There is no fully free pick in this list. Demos exist for several (Tunic, Death’s Door, Hollow Knight on occasion). The cheapest paid option is Hollow Knight at $14.99.
Is Tunic more like Zelda than Mina the Hollower?
Tunic is closer to top-down Zelda’s exploration-and-decoding loop. Mina draws more from Castlevania and Zelda II’s combat rhythm. They sit on different sides of the broad Zelda-influence spectrum.
Does Mina the Hollower have a Steam Deck mode?
Yes, Mina the Hollower is Steam Deck Verified. Every alternative on this list that lists Linux support also runs cleanly on Deck.

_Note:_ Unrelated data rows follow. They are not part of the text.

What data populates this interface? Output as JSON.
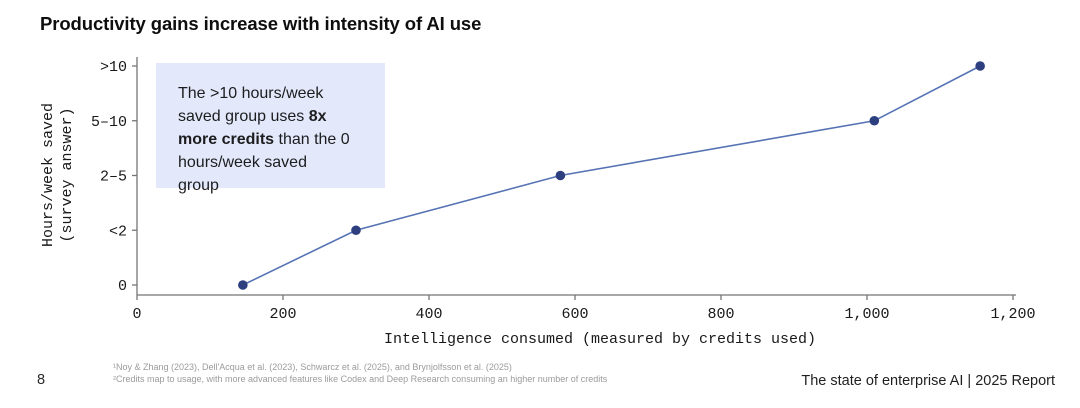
{
  "page": {
    "title": "Productivity gains increase with intensity of AI use",
    "page_number": "8",
    "footnotes": [
      "¹Noy & Zhang (2023), Dell'Acqua et al. (2023), Schwarcz et al. (2025), and Brynjolfsson et al. (2025)",
      "²Credits map to usage, with more advanced features like Codex and Deep Research consuming an higher number of credits"
    ],
    "footer_right": "The state of enterprise AI  |  2025 Report"
  },
  "annotation": {
    "pre": "The >10 hours/week saved group uses ",
    "bold": "8x more credits",
    "post": " than the 0 hours/week saved group",
    "bg_color": "#e3e9fb"
  },
  "chart_data": {
    "type": "line",
    "title": "Productivity gains increase with intensity of AI use",
    "xlabel": "Intelligence consumed (measured by credits used)",
    "ylabel": "Hours/week saved (survey answer)",
    "ylabel_lines": [
      "Hours/week saved",
      "(survey answer)"
    ],
    "y_categories": [
      "0",
      "<2",
      "2–5",
      "5–10",
      ">10"
    ],
    "x": [
      145,
      300,
      580,
      1010,
      1155
    ],
    "y": [
      "0",
      "<2",
      "2–5",
      "5–10",
      ">10"
    ],
    "xlim": [
      0,
      1200
    ],
    "x_ticks": [
      0,
      200,
      400,
      600,
      800,
      1000,
      1200
    ],
    "x_tick_labels": [
      "0",
      "200",
      "400",
      "600",
      "800",
      "1,000",
      "1,200"
    ],
    "grid": false,
    "legend": "none",
    "line_color": "#5673b5",
    "point_color": "#2d3f7e",
    "axis_color": "#757575"
  }
}
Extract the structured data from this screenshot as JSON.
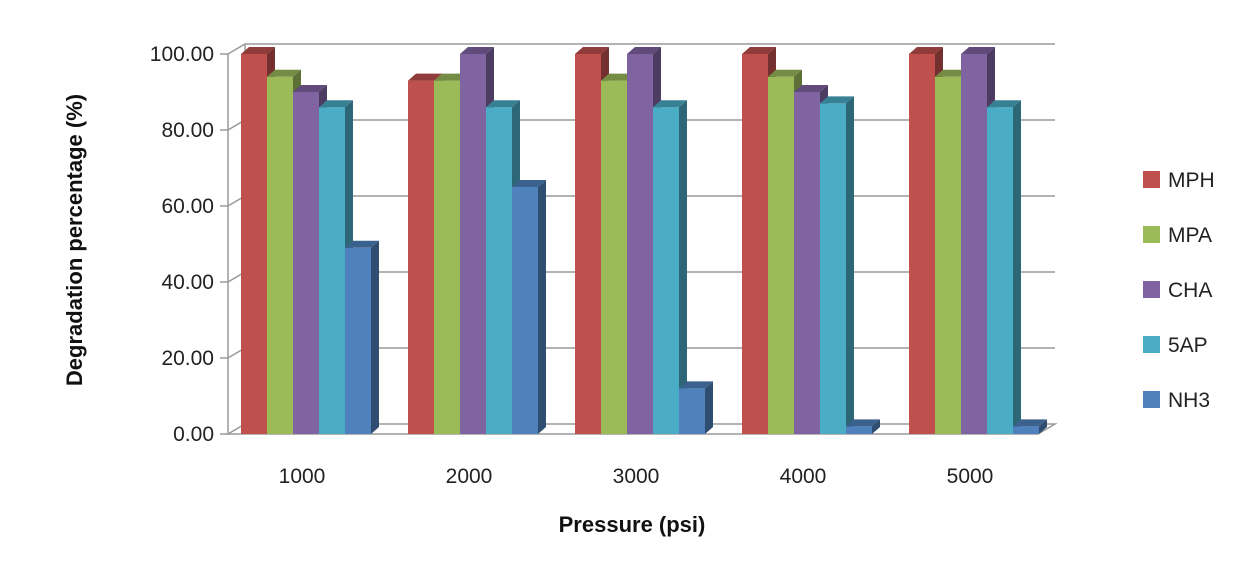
{
  "chart_data": {
    "type": "bar",
    "title": "",
    "xlabel": "Pressure (psi)",
    "ylabel": "Degradation percentage (%)",
    "ylim": [
      0,
      100
    ],
    "yticks": [
      "0.00",
      "20.00",
      "40.00",
      "60.00",
      "80.00",
      "100.00"
    ],
    "categories": [
      "1000",
      "2000",
      "3000",
      "4000",
      "5000"
    ],
    "grid": true,
    "legend_position": "right",
    "series": [
      {
        "name": "MPH",
        "color": "#c0504d",
        "values": [
          100,
          93,
          100,
          100,
          100
        ]
      },
      {
        "name": "MPA",
        "color": "#9bbb59",
        "values": [
          94,
          93,
          93,
          94,
          94
        ]
      },
      {
        "name": "CHA",
        "color": "#8064a2",
        "values": [
          90,
          100,
          100,
          90,
          100
        ]
      },
      {
        "name": "5AP",
        "color": "#4bacc6",
        "values": [
          86,
          86,
          86,
          87,
          86
        ]
      },
      {
        "name": "NH3",
        "color": "#4f81bd",
        "values": [
          49,
          65,
          12,
          2,
          2
        ]
      }
    ]
  }
}
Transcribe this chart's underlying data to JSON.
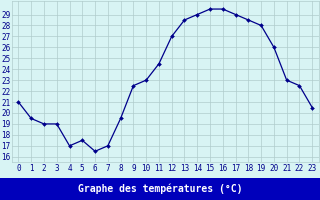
{
  "hours": [
    0,
    1,
    2,
    3,
    4,
    5,
    6,
    7,
    8,
    9,
    10,
    11,
    12,
    13,
    14,
    15,
    16,
    17,
    18,
    19,
    20,
    21,
    22,
    23
  ],
  "temperatures": [
    21.0,
    19.5,
    19.0,
    19.0,
    17.0,
    17.5,
    16.5,
    17.0,
    19.5,
    22.5,
    23.0,
    24.5,
    27.0,
    28.5,
    29.0,
    29.5,
    29.5,
    29.0,
    28.5,
    28.0,
    26.0,
    23.0,
    22.5,
    20.5
  ],
  "line_color": "#00008b",
  "marker_color": "#00008b",
  "bg_color": "#d8f4f4",
  "grid_color": "#b0cccc",
  "xlabel": "Graphe des températures (°C)",
  "ylabel_ticks": [
    16,
    17,
    18,
    19,
    20,
    21,
    22,
    23,
    24,
    25,
    26,
    27,
    28,
    29
  ],
  "ylim": [
    15.5,
    30.2
  ],
  "xlim": [
    -0.5,
    23.5
  ],
  "title_color": "#00008b",
  "xlabel_bg": "#0000bb",
  "xlabel_fg": "#ffffff",
  "tick_fontsize": 5.5,
  "label_fontsize": 7.0
}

Are any of these games made by ex-Yacht Club developers?
Several composers and pixel artists who worked on Shovel Knight have credits on other entries (Jake Kaufman’s soundtrack work spans multiple picks). No game on this list is a Yacht Club spinoff studio.
What should I play after I finish all seven?
Look at Iconoclasts, Animal Well, Crypt Custodian, Pseudoregalia, or Pizza Tower. The 2D action category in 2026 is wide enough that the “what next” question has more answers every six months.